Abstract Background: Combined peripheral occipital and trigeminal neurostimulation is clinically proven to alleviate migraine symptoms, however, it was previously possible only via high-risk surgical procedures. Neuromodulation using currently available peripheral nerve stimulation devices stimulates only one nerve. The objective of this prospective, randomized, double-blind, sham-controlled trial was to evaluate the efficacy, safety and tolerability of a novel external concurrent occipital and trigeminal neurostimulation (eCOT-NS) device designed as a self-administered home treatment for migraine (Relivion® MG, Neurolief, Ltd; Netanya, Israel).Methods: Episodic and chronic migraine subjects (N=55) were randomized to receive active (n=27) or sham (n=28) treatment. Each subject received an eCOT-NS device and performed a 60 ±20-minute treatment at home within 45 minutes of migraine episode onset. The primary endpoint was the change in mean baseline pain intensity based on VAS pain scores 1 hour after treatment initiation, defined as relative (percent) change. Treatment outcomes assessed at 1, 2 and 24 hours post-treatment initiation were pain-reduction, and proportion of pain-free subjects and treatment responders, defined as ≥50% pain reduction. Categorical pain ratings (none, mild, moderate, and severe pain) were also analyzed.Results: Active stimulation was significantly more effective than sham stimulation for decreasing pain intensity at 1 hour (53% vs.10%), 2 hours (52% vs. 17%) and 24-hours (71% vs. 34%). Pain-free ratings were greater for the active treatment arm at 1 hour (29.2% vs. 16%), 2 hours (41.7% vs. 20%) and 24 hours (65.2% vs. 40%). Subjects with moderate or severe migraine baseline pain who were pain-free at 2 hours was significantly greater among subjects receiving active treatment (43% vs. 10.5%). The responder rate was significantly higher among the active treatment group at 1 hour (67% vs. 20%), 2 hours (66.7% vs. 32%,) and 24 hours (78.3% vs. 48%).

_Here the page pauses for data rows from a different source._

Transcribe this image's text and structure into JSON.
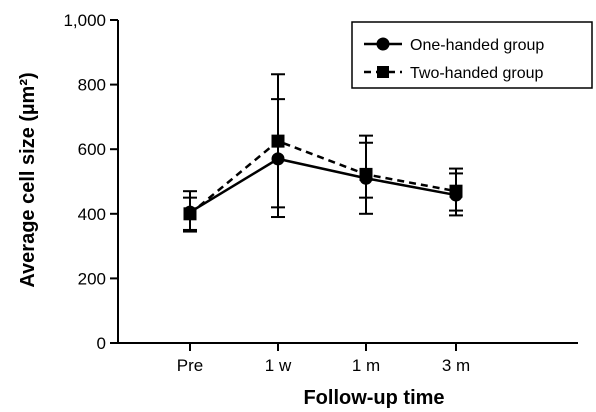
{
  "chart_data": {
    "type": "line",
    "title": "",
    "xlabel": "Follow-up time",
    "ylabel": "Average cell size (µm²)",
    "categories": [
      "Pre",
      "1 w",
      "1 m",
      "3 m"
    ],
    "ylim": [
      0,
      1000
    ],
    "yticks": [
      0,
      200,
      400,
      600,
      800,
      1000
    ],
    "ytick_labels": [
      "0",
      "200",
      "400",
      "600",
      "800",
      "1,000"
    ],
    "grid": false,
    "legend_position": "top-right",
    "series": [
      {
        "name": "One-handed group",
        "marker": "circle",
        "line_style": "solid",
        "color": "#000000",
        "values": [
          405,
          570,
          510,
          458
        ],
        "err_low": [
          345,
          390,
          400,
          395
        ],
        "err_high": [
          470,
          755,
          620,
          525
        ]
      },
      {
        "name": "Two-handed group",
        "marker": "square",
        "line_style": "dashed",
        "color": "#000000",
        "values": [
          400,
          625,
          522,
          470
        ],
        "err_low": [
          350,
          420,
          450,
          410
        ],
        "err_high": [
          450,
          832,
          642,
          540
        ]
      }
    ]
  }
}
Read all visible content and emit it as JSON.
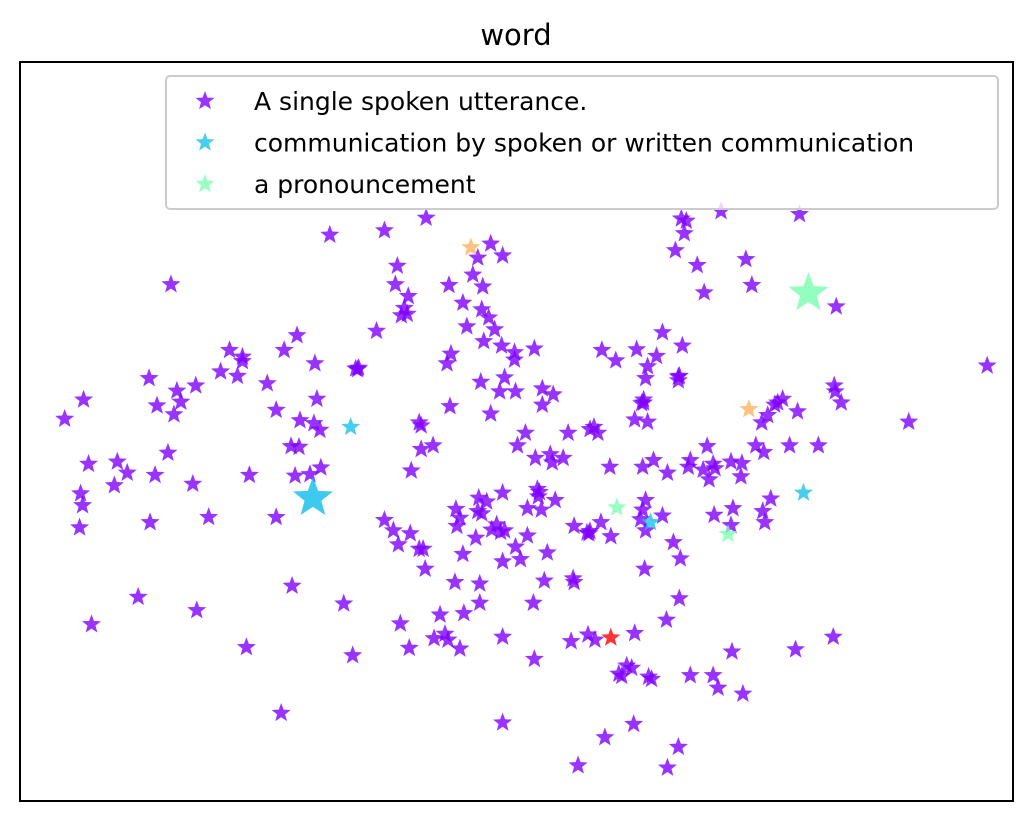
{
  "chart_data": {
    "type": "scatter",
    "title": "word",
    "xlabel": "",
    "ylabel": "",
    "xlim": [
      0,
      100
    ],
    "ylim": [
      0,
      100
    ],
    "axis_ticks": "none",
    "grid": false,
    "marker": "star",
    "legend": {
      "placement": "top-right",
      "entries": [
        {
          "label": "A single spoken utterance.",
          "color": "#8000ff"
        },
        {
          "label": "communication by spoken or written communication",
          "color": "#1cc0eb"
        },
        {
          "label": "a pronouncement",
          "color": "#80ffb3"
        }
      ]
    },
    "series": [
      {
        "name": "A single spoken utterance.",
        "color": "#8000ff",
        "points": [
          [
            31.2,
            76.6
          ],
          [
            36.7,
            77.2
          ],
          [
            15.2,
            69.9
          ],
          [
            27.9,
            63.0
          ],
          [
            38.0,
            72.4
          ],
          [
            37.8,
            69.9
          ],
          [
            34.0,
            58.4
          ],
          [
            33.8,
            58.5
          ],
          [
            40.9,
            78.9
          ],
          [
            43.2,
            69.8
          ],
          [
            46.6,
            69.6
          ],
          [
            45.0,
            64.2
          ],
          [
            43.4,
            60.5
          ],
          [
            45.6,
            71.2
          ],
          [
            44.6,
            67.4
          ],
          [
            48.5,
            61.6
          ],
          [
            46.7,
            62.2
          ],
          [
            48.8,
            57.3
          ],
          [
            51.8,
            61.2
          ],
          [
            49.8,
            59.7
          ],
          [
            46.5,
            66.5
          ],
          [
            39.0,
            65.9
          ],
          [
            38.7,
            66.7
          ],
          [
            38.4,
            65.7
          ],
          [
            39.1,
            68.3
          ],
          [
            47.8,
            63.8
          ],
          [
            47.2,
            65.4
          ],
          [
            43.0,
            59.2
          ],
          [
            47.4,
            75.4
          ],
          [
            46.1,
            73.5
          ],
          [
            48.6,
            73.8
          ],
          [
            49.8,
            60.7
          ],
          [
            52.6,
            55.8
          ],
          [
            53.7,
            55.0
          ],
          [
            55.2,
            49.8
          ],
          [
            57.8,
            50.6
          ],
          [
            58.2,
            49.8
          ],
          [
            57.4,
            50.3
          ],
          [
            57.1,
            36.3
          ],
          [
            55.8,
            37.2
          ],
          [
            58.5,
            37.7
          ],
          [
            60.0,
            59.6
          ],
          [
            58.6,
            61.0
          ],
          [
            62.6,
            53.8
          ],
          [
            63.8,
            46.1
          ],
          [
            62.7,
            45.2
          ],
          [
            65.2,
            44.4
          ],
          [
            69.4,
            43.5
          ],
          [
            74.1,
            48.1
          ],
          [
            78.3,
            52.7
          ],
          [
            68.8,
            44.8
          ],
          [
            70.0,
            45.0
          ],
          [
            69.8,
            45.6
          ],
          [
            71.6,
            45.9
          ],
          [
            67.5,
            46.1
          ],
          [
            67.3,
            45.2
          ],
          [
            69.2,
            48.0
          ],
          [
            74.7,
            51.2
          ],
          [
            76.0,
            53.6
          ],
          [
            66.7,
            61.6
          ],
          [
            66.3,
            57.4
          ],
          [
            66.3,
            56.9
          ],
          [
            66.4,
            57.5
          ],
          [
            64.1,
            60.2
          ],
          [
            63.2,
            51.3
          ],
          [
            62.8,
            54.3
          ],
          [
            63.2,
            58.8
          ],
          [
            64.7,
            63.4
          ],
          [
            62.1,
            61.1
          ],
          [
            63.0,
            57.2
          ],
          [
            62.8,
            53.9
          ],
          [
            66.6,
            78.8
          ],
          [
            67.1,
            78.5
          ],
          [
            66.9,
            76.8
          ],
          [
            66.0,
            74.5
          ],
          [
            70.6,
            79.8
          ],
          [
            73.1,
            73.3
          ],
          [
            73.7,
            69.8
          ],
          [
            78.5,
            79.4
          ],
          [
            82.2,
            66.9
          ],
          [
            82.0,
            56.2
          ],
          [
            82.1,
            55.4
          ],
          [
            82.7,
            53.9
          ],
          [
            80.4,
            48.1
          ],
          [
            89.5,
            51.3
          ],
          [
            97.4,
            58.9
          ],
          [
            77.5,
            48.1
          ],
          [
            76.8,
            54.4
          ],
          [
            76.3,
            53.9
          ],
          [
            75.3,
            52.2
          ],
          [
            74.9,
            47.2
          ],
          [
            72.7,
            45.7
          ],
          [
            68.2,
            72.5
          ],
          [
            68.9,
            68.8
          ],
          [
            72.6,
            43.9
          ],
          [
            75.0,
            37.7
          ],
          [
            74.8,
            39.2
          ],
          [
            75.6,
            40.9
          ],
          [
            71.8,
            39.6
          ],
          [
            69.9,
            38.7
          ],
          [
            71.6,
            37.3
          ],
          [
            62.7,
            39.4
          ],
          [
            62.5,
            38.1
          ],
          [
            64.7,
            38.6
          ],
          [
            61.9,
            51.6
          ],
          [
            63.0,
            40.7
          ],
          [
            62.9,
            31.4
          ],
          [
            66.5,
            32.8
          ],
          [
            65.8,
            35.0
          ],
          [
            66.4,
            27.4
          ],
          [
            65.1,
            24.5
          ],
          [
            61.9,
            22.7
          ],
          [
            60.3,
            17.2
          ],
          [
            61.1,
            18.3
          ],
          [
            61.6,
            18.0
          ],
          [
            60.6,
            16.9
          ],
          [
            63.3,
            16.8
          ],
          [
            63.6,
            16.5
          ],
          [
            67.5,
            17.0
          ],
          [
            69.8,
            17.0
          ],
          [
            70.3,
            15.3
          ],
          [
            72.8,
            14.5
          ],
          [
            66.3,
            7.3
          ],
          [
            65.2,
            4.5
          ],
          [
            61.8,
            10.4
          ],
          [
            58.9,
            8.6
          ],
          [
            56.2,
            4.8
          ],
          [
            71.7,
            20.2
          ],
          [
            78.1,
            20.5
          ],
          [
            81.9,
            22.2
          ],
          [
            57.2,
            22.5
          ],
          [
            57.9,
            21.8
          ],
          [
            55.5,
            21.6
          ],
          [
            51.8,
            19.2
          ],
          [
            48.6,
            10.6
          ],
          [
            48.6,
            22.2
          ],
          [
            51.7,
            26.8
          ],
          [
            52.8,
            29.8
          ],
          [
            53.1,
            33.6
          ],
          [
            48.6,
            32.4
          ],
          [
            46.3,
            29.4
          ],
          [
            46.3,
            26.8
          ],
          [
            49.9,
            34.4
          ],
          [
            51.1,
            35.9
          ],
          [
            52.2,
            41.2
          ],
          [
            53.9,
            40.7
          ],
          [
            48.6,
            41.7
          ],
          [
            48.0,
            37.4
          ],
          [
            47.0,
            40.5
          ],
          [
            44.3,
            38.3
          ],
          [
            44.0,
            37.2
          ],
          [
            43.9,
            39.5
          ],
          [
            46.1,
            39.2
          ],
          [
            48.4,
            36.4
          ],
          [
            48.8,
            36.6
          ],
          [
            47.5,
            36.7
          ],
          [
            45.9,
            35.6
          ],
          [
            44.6,
            33.4
          ],
          [
            50.4,
            32.7
          ],
          [
            55.7,
            30.1
          ],
          [
            55.8,
            29.6
          ],
          [
            57.4,
            36.5
          ],
          [
            57.3,
            36.2
          ],
          [
            59.5,
            35.8
          ],
          [
            63.0,
            36.6
          ],
          [
            59.4,
            45.2
          ],
          [
            43.8,
            29.6
          ],
          [
            40.8,
            31.4
          ],
          [
            40.6,
            34.1
          ],
          [
            39.3,
            36.2
          ],
          [
            42.3,
            25.2
          ],
          [
            44.7,
            25.4
          ],
          [
            42.8,
            22.6
          ],
          [
            43.1,
            21.8
          ],
          [
            44.3,
            20.6
          ],
          [
            41.7,
            22.0
          ],
          [
            39.2,
            20.7
          ],
          [
            38.3,
            24.0
          ],
          [
            33.5,
            19.7
          ],
          [
            32.6,
            26.7
          ],
          [
            27.4,
            29.1
          ],
          [
            26.3,
            11.9
          ],
          [
            22.8,
            20.8
          ],
          [
            17.8,
            25.8
          ],
          [
            11.9,
            27.6
          ],
          [
            7.2,
            23.9
          ],
          [
            6.3,
            40.0
          ],
          [
            6.1,
            41.6
          ],
          [
            6.9,
            45.6
          ],
          [
            9.8,
            45.9
          ],
          [
            10.8,
            44.4
          ],
          [
            9.5,
            42.7
          ],
          [
            13.6,
            44.1
          ],
          [
            17.4,
            42.9
          ],
          [
            14.9,
            47.1
          ],
          [
            15.5,
            52.3
          ],
          [
            16.2,
            54.0
          ],
          [
            17.7,
            56.2
          ],
          [
            20.2,
            58.1
          ],
          [
            21.1,
            61.0
          ],
          [
            22.4,
            59.5
          ],
          [
            21.9,
            57.5
          ],
          [
            24.9,
            56.5
          ],
          [
            26.6,
            61.0
          ],
          [
            25.8,
            52.9
          ],
          [
            29.9,
            54.4
          ],
          [
            28.2,
            51.5
          ],
          [
            27.3,
            48.0
          ],
          [
            27.7,
            44.0
          ],
          [
            29.2,
            44.2
          ],
          [
            25.8,
            38.4
          ],
          [
            23.1,
            44.1
          ],
          [
            29.6,
            51.1
          ],
          [
            30.2,
            50.2
          ],
          [
            28.1,
            47.9
          ],
          [
            30.3,
            45.1
          ],
          [
            19.0,
            38.4
          ],
          [
            13.1,
            37.7
          ],
          [
            6.0,
            37.0
          ],
          [
            4.5,
            51.7
          ],
          [
            6.4,
            54.3
          ],
          [
            13.0,
            57.2
          ],
          [
            13.8,
            53.5
          ],
          [
            15.8,
            55.5
          ],
          [
            22.4,
            60.1
          ],
          [
            29.7,
            59.2
          ],
          [
            34.1,
            58.6
          ],
          [
            35.9,
            63.6
          ],
          [
            40.4,
            50.8
          ],
          [
            41.6,
            48.1
          ],
          [
            40.2,
            51.2
          ],
          [
            40.4,
            47.6
          ],
          [
            39.4,
            44.7
          ],
          [
            37.6,
            36.6
          ],
          [
            38.1,
            34.7
          ],
          [
            36.7,
            38.0
          ],
          [
            40.2,
            34.1
          ],
          [
            46.2,
            41.0
          ],
          [
            43.3,
            53.4
          ],
          [
            47.4,
            52.4
          ],
          [
            50.9,
            49.8
          ],
          [
            48.3,
            55.4
          ],
          [
            49.9,
            55.4
          ],
          [
            46.4,
            56.7
          ],
          [
            50.1,
            48.1
          ],
          [
            51.9,
            46.4
          ],
          [
            53.4,
            46.9
          ],
          [
            53.6,
            45.8
          ],
          [
            54.7,
            46.4
          ],
          [
            52.1,
            42.2
          ],
          [
            52.3,
            41.8
          ],
          [
            52.5,
            39.4
          ],
          [
            51.1,
            39.6
          ],
          [
            46.5,
            38.9
          ],
          [
            52.6,
            53.6
          ]
        ]
      },
      {
        "name": "communication by spoken or written communication",
        "color": "#1cc0eb",
        "points": [
          [
            33.3,
            50.6
          ],
          [
            78.9,
            41.7
          ],
          [
            63.5,
            37.7
          ],
          [
            29.5,
            41.0
          ]
        ]
      },
      {
        "name": "a pronouncement",
        "color": "#80ffb3",
        "points": [
          [
            79.4,
            68.7
          ],
          [
            60.1,
            39.7
          ],
          [
            71.3,
            36.1
          ]
        ]
      },
      {
        "name": "",
        "color": "#ffb360",
        "points": [
          [
            45.4,
            74.9
          ],
          [
            73.4,
            53.0
          ]
        ]
      },
      {
        "name": "",
        "color": "#ff0000",
        "points": [
          [
            59.5,
            22.1
          ]
        ]
      }
    ],
    "highlighted_points": [
      {
        "color": "#1cc0eb",
        "point": [
          29.5,
          41.0
        ]
      },
      {
        "color": "#80ffb3",
        "point": [
          79.4,
          68.7
        ]
      }
    ]
  }
}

Overall headache-relief was significantly higher in the active treatment group at 1 hour (67% vs. 26%) and 2 hours (76% vs. 31.6%). Mild adverse events, reported by a minority of subjects, resolved spontaneously. Conclusions: eCOT-NS provides superior clinically meaningful relief and freedom of migraine pain compared to sham, offering a highly effective and safe non-pharmacological treatment for acute migraine.Trial registration: ClinicalTrials.gov Identifier NCT03398668.